Dean Foods (DF) is one of the leading milk companies in the US. Its product portfolio spans the most of the milk spectrum, including fresh milk, ice cream and yogurt. It is not strongly represented in cheese. Market cap is about $3 billion.
Stockholders have had an unusual time investing in DF. In 2005 DF spun off its higher growth food products business as TreeHouse Foods (THS). Since then DF's stock has fallen by almost half. THS however has more than made up the difference (assuming the stockholder kept both stocks). Milk is a mature market, and DF has attempted to consolidate the industry. Some of DF's acquisitions were ill considered, and forced subsequent write downs. In 2011 a huge goodwill write-down led to a loss of about $1.5 billion. Stockholders' equity is now slightly negative.
DF is also heavily indebted. Total debt is now about equal to total assets. The interest rate on DF's bonds ranges up to 9.75%. These are trading above par, so the company would probably like to call whatever debt it can.
Dean does have one big ace in the hole, its White Wave division (WWAV). WW produces "healthy" milk products such as organic milk and plant-based milk substitutes. It is the US market leader in this category. This is a high growth and higher margin business. To better extract the value from this sector, DF has IPOed about 13% of the division under the symbol WWAV. The IPO was well received, and the stock is trading with a forward PE of about 22. DF will use the proceeds for debt reduction. It also intends to spin off the rest of WWAV next year, although this is not set in stone. DF is also shopping around its Morningstar division for further debt reduction. They claim to have interest in the > $1 billion range.
DF is a case where the first order numbers are terrible, but much better on a closer look. WWAV is priced at $15.23 (Nov 26). DF's 86.7% of the remaining shares in WWAV are worth about $2.280 billion. Thus the rest of DF is being priced at about $830 million. Let's see what you get for that value:
Stockholders equity is negative, so nothing there. However, the non-WWAV assets are still producing a substantial free cash flow. I like to look at "sustainable operating cash flow" which excludes transient fluctuations such as year-to-year changes in inventories, payables and income tax credits. I also exclude the non-cash goodwill write down in 2011. The following table is from DF's SEC submissions concerning the IPO. Of course, WWAV was not a separate company so income is pro forma or estimated.
All data in millions:
DF Total Net Income
Minus: WWAV income
Plus: Goodwill Adj.
Minus Capital Invst.
Equals Sustainable FCF
So the $830 million of non-WWAV market value has produced about $562 million in sustainable FCF in the last three years. This works out to 21% per year. In fact, the above table may even be conservative. I could not find a breakdown of capital investment.
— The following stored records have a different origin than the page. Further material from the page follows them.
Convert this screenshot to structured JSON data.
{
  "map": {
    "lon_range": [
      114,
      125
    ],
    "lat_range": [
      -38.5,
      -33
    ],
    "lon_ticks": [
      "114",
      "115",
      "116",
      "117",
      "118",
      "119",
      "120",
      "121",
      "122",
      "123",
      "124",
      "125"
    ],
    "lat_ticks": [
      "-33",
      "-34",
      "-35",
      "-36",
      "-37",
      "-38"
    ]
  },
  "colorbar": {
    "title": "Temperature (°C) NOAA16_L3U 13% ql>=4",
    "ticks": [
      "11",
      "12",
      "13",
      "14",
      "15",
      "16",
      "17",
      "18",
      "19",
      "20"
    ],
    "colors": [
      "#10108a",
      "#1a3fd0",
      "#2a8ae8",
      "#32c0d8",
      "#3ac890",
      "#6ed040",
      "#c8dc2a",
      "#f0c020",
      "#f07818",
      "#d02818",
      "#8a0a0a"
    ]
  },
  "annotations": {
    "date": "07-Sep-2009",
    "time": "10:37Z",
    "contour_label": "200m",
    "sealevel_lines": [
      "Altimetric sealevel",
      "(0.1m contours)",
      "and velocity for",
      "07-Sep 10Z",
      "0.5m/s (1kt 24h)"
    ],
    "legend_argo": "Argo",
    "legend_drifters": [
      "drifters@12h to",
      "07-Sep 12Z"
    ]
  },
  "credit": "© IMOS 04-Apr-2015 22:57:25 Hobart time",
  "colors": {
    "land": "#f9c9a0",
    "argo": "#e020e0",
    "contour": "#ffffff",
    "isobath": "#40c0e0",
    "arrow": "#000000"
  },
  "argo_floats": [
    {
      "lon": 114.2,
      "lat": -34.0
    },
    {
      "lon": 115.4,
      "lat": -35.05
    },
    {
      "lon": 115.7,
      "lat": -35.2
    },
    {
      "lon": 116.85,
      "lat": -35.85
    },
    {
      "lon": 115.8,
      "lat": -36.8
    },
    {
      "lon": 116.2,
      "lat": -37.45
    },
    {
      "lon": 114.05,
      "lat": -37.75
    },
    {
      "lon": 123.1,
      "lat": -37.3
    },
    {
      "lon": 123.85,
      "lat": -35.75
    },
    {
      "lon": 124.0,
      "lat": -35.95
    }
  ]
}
However it is likely that much of the capital investment goes to the growing WWAV, freeing more cash flow for the new DF.
This looks like a great value, but there are some major risks. First and foremost, the value of WWAV may be too high. The PE is generally in line with some other health food companies, but the whole sector may be expensive.
Price to Book
Bear in mind that WWAV is a story stock and will have to grow into its valuation. Like all growth stocks, an earnings miss or a change in the story could ruin things very quickly. Also, for now the stock has a relatively small float. Once the full spinoff is made, the scarcity value will dissipate.
One way to play this would be to go long DF and short WWAV. I have traded this myself, but there are a few caveats worth mentioning. First is the issue of WWAV's small float. The borrow for shorting is available now, but it may well be sporadic. Second, there is already a fair sized short position considering that the stock recently listed (850,000 as of Nov 26). This can lead to some sharp squeezes. For example on Nov 23 the stock went up by 5.3% on no news. It is down about 4.0% today, also without news. For those of you who are willing to do this, here is a graph of the way I do the spread: long six DF for every 5 short WWAV. Note that the graph ends on Friday Nov 23.
(click to enlarge) The probability of DF paying a dividend anytime soon is low. This is true even if it sells the Morningstar division for over a billion. The company needs the money to rebuild its balance sheet.
There is some commodity risk to DF as higher grain/oilseed prices would impact milk production costs. Since the current bad crop is on everyone's minds, I'm willing to take this risk. Note that if grain supplies get truly tight, the government could change the ethanol mandate.
Finally, DF has a pretty concentrated customer base, including powerful bigwigs such as Sysco (SYY), Wal-Mart (WMT) and Target (TGT). They have been selling to them for many years, and presumably have developed an understanding on allowable profitability. However, this kind of concentration is always risky, so keep it in mind.
Even with these risks, this is an interesting play. The company is generating a lot of cash. This cash will have to stay in the company for a few years, but it still belongs to the stockholders. If this keeps up, there will eventually be a significant dividend. I have a small long position in DF and follow the company closely. After the WWAV spin, I might take a substantial position.